The paper also examines the impact of spurious imaginary modes on benchmarking machine‑learning interatomic potentials (MLIPs). Using the MACE‑MP‑MOF0 MLIP, which reproduces DFT phonon spectra with high fidelity, the authors compare its heat‑capacity predictions against DFT references that contain varying fractions of imaginary modes. When benchmarked against the Moosavi dataset (≈2 % imaginary modes), MACE‑MP‑MOF0 appears to overestimate C_v by ~2.5 %, consistent with the reported mean‑percentage absolute error (MPAE). However, when the reference is the fully converged, 0 % imaginary‑mode DFT data from Wieser et al., or the corrected DFT data, the apparent overestimation drops to < 1 %. This demonstrates that MLIP performance can be mis‑characterized if the reference DFT data retain spurious imaginary modes.

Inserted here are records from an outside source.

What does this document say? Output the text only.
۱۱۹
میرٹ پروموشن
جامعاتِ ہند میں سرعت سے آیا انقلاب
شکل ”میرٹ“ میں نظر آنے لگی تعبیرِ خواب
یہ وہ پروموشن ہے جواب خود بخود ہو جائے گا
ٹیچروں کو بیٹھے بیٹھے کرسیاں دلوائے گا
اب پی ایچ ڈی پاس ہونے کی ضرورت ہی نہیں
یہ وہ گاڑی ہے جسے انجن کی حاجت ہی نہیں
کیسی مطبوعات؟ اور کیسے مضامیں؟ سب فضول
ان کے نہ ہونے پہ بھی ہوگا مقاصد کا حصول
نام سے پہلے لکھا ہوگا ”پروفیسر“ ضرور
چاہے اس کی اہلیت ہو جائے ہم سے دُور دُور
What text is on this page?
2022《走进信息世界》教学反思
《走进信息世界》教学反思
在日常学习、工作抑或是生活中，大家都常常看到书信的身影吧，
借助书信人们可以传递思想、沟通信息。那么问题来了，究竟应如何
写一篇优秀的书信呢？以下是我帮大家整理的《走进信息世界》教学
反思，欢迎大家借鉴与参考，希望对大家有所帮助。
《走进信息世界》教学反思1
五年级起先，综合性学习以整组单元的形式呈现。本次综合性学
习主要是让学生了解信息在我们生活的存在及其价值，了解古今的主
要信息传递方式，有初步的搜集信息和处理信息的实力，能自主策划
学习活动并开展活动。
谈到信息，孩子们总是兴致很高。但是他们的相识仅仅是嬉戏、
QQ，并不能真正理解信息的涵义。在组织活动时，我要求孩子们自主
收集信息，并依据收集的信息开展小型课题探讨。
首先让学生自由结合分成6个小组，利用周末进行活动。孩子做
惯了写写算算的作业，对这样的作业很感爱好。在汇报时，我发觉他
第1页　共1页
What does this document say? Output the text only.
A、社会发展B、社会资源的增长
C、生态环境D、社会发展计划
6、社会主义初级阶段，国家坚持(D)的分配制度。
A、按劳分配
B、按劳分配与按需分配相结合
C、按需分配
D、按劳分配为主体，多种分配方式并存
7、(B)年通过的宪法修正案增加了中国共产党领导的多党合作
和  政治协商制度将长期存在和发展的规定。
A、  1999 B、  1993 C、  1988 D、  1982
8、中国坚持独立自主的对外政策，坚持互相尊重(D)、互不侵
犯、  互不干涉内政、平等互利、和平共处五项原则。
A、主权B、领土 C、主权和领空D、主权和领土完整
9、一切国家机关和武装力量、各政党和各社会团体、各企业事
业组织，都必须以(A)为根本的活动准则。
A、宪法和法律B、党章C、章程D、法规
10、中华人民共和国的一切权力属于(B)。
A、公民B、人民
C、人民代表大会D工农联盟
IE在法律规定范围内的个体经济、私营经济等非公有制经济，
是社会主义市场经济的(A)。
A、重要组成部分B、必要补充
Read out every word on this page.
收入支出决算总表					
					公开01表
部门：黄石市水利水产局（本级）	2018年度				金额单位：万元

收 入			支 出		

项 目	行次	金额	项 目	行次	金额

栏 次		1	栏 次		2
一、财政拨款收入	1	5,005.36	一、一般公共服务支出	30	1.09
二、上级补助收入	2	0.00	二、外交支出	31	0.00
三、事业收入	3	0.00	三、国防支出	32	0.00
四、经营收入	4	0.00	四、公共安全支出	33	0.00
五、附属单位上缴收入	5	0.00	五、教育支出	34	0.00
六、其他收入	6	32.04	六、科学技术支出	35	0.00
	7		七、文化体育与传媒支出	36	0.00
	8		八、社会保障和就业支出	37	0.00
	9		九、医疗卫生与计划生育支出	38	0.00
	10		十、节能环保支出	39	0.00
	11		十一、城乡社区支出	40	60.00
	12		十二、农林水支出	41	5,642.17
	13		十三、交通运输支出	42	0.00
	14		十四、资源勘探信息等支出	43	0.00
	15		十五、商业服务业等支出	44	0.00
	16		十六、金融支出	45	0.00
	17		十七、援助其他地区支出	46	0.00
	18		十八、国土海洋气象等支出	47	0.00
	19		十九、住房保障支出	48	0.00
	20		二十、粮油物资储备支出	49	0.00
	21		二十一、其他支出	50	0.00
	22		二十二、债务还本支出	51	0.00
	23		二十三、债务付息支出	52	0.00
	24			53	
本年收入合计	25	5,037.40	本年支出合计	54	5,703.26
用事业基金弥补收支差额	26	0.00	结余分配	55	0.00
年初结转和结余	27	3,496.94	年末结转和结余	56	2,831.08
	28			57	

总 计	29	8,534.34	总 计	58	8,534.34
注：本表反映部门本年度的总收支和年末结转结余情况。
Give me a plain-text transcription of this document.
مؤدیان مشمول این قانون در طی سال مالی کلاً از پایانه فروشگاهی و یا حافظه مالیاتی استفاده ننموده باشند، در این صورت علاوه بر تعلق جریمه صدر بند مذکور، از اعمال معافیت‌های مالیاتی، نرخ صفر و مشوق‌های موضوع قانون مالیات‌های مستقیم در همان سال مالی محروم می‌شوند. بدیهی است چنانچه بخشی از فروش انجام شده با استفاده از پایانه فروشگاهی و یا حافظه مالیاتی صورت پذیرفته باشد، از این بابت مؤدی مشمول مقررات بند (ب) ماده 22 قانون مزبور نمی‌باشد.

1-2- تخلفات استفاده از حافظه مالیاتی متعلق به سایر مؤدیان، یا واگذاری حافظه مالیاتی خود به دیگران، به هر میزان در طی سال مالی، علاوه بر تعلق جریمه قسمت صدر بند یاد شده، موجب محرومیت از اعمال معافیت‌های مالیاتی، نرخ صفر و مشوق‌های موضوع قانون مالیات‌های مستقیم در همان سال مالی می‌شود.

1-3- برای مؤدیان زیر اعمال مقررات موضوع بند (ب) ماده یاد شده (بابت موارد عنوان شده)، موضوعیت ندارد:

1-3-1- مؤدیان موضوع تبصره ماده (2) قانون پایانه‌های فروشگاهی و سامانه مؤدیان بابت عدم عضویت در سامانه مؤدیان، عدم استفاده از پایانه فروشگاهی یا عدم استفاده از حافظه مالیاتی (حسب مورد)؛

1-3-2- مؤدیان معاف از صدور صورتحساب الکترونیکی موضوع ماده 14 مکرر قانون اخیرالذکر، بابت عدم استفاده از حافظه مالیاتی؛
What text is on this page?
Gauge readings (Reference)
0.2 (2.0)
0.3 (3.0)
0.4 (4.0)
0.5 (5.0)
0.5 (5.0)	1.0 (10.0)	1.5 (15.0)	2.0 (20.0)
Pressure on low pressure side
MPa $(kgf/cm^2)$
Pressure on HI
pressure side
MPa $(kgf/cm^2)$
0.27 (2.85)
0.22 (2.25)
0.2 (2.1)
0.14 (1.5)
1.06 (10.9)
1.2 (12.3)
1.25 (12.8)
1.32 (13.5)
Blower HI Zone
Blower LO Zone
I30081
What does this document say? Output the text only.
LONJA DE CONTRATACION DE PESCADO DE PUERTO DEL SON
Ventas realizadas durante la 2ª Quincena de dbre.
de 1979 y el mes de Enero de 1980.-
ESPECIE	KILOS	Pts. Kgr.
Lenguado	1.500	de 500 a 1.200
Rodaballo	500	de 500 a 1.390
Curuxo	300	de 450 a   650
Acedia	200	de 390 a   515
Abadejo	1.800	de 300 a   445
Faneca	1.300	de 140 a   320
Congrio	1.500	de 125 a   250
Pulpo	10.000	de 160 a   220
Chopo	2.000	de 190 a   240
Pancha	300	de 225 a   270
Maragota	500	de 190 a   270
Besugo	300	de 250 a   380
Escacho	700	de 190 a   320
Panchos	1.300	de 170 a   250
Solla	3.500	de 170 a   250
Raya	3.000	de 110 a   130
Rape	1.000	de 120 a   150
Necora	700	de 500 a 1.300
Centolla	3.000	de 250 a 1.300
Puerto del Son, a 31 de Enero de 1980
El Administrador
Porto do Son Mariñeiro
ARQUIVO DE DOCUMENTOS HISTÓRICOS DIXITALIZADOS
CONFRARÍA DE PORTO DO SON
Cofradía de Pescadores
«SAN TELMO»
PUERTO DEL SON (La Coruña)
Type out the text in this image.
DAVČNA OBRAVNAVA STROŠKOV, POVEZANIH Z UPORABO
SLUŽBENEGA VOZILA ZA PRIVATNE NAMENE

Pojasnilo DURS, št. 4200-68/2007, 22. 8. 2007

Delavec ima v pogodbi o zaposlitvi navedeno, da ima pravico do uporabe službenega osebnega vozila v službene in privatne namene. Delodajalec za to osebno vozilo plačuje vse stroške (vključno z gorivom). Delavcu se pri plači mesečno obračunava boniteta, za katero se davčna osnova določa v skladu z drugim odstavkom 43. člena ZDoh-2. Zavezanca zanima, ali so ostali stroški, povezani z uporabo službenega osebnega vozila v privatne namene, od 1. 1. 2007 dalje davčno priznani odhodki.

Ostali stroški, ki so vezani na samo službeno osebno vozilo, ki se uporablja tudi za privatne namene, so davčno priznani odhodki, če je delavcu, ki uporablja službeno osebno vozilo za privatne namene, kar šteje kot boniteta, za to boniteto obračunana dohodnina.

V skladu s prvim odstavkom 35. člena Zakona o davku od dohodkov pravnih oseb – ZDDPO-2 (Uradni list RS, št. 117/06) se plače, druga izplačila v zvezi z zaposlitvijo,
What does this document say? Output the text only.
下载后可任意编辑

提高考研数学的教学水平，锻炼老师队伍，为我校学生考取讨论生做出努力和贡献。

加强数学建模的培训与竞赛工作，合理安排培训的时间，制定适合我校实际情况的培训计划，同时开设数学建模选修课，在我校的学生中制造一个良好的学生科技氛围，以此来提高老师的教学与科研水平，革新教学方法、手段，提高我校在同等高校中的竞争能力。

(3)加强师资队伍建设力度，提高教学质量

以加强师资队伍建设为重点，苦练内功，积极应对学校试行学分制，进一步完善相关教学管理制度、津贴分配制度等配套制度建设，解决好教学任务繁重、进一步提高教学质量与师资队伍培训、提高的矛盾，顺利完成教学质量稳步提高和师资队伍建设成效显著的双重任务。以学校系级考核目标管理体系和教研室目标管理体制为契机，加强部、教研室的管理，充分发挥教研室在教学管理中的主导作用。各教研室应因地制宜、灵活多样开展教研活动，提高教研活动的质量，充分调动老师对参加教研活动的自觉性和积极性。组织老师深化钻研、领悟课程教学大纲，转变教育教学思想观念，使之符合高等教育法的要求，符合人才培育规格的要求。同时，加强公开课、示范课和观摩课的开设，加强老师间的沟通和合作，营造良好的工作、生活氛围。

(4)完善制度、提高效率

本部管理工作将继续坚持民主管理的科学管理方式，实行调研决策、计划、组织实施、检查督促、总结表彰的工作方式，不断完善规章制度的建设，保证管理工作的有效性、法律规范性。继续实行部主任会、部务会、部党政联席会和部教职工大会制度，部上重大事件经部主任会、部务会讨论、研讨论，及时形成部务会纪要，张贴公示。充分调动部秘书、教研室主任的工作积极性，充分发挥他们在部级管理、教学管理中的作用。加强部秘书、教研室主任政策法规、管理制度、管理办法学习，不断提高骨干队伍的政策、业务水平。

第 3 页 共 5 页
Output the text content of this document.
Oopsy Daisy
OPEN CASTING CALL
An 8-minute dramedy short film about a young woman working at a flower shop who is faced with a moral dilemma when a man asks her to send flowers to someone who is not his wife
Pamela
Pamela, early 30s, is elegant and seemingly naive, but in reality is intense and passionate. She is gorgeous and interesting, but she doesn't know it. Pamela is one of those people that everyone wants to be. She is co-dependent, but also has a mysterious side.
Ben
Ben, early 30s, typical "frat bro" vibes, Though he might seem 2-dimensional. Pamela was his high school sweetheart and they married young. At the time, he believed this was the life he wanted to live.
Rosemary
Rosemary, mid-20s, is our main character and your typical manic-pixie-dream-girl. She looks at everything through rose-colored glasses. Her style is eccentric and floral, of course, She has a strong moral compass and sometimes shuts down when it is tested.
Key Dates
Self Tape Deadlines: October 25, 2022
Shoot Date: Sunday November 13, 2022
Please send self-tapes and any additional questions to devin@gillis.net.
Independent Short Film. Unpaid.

Finally, the authors discuss practical guidelines for large‑scale MOF screening. They recommend either (i) tightening DFT convergence criteria to keep the imaginary‑mode fraction below 0.5 % or (ii) applying the proposed post‑processing correction to existing phonon outputs (e.g., from Phonopy). Both strategies enable rapid, reliable heat‑capacity estimation without the need for expensive, fully converged phonon calculations, thereby facilitating high‑throughput thermodynamic screening, accurate energy‑penalty assessment for TSA processes, and fair benchmarking of MLIPs.
In summary, the study quantifies the detrimental effect of spurious imaginary phonon modes on MOF heat‑capacity predictions, establishes a quantitative error threshold, provides a lightweight correction scheme, and highlights the importance of clean reference data for MLIP validation. These contributions advance the computational toolbox for MOF design and accelerate the deployment of MOFs in energy‑critical applications.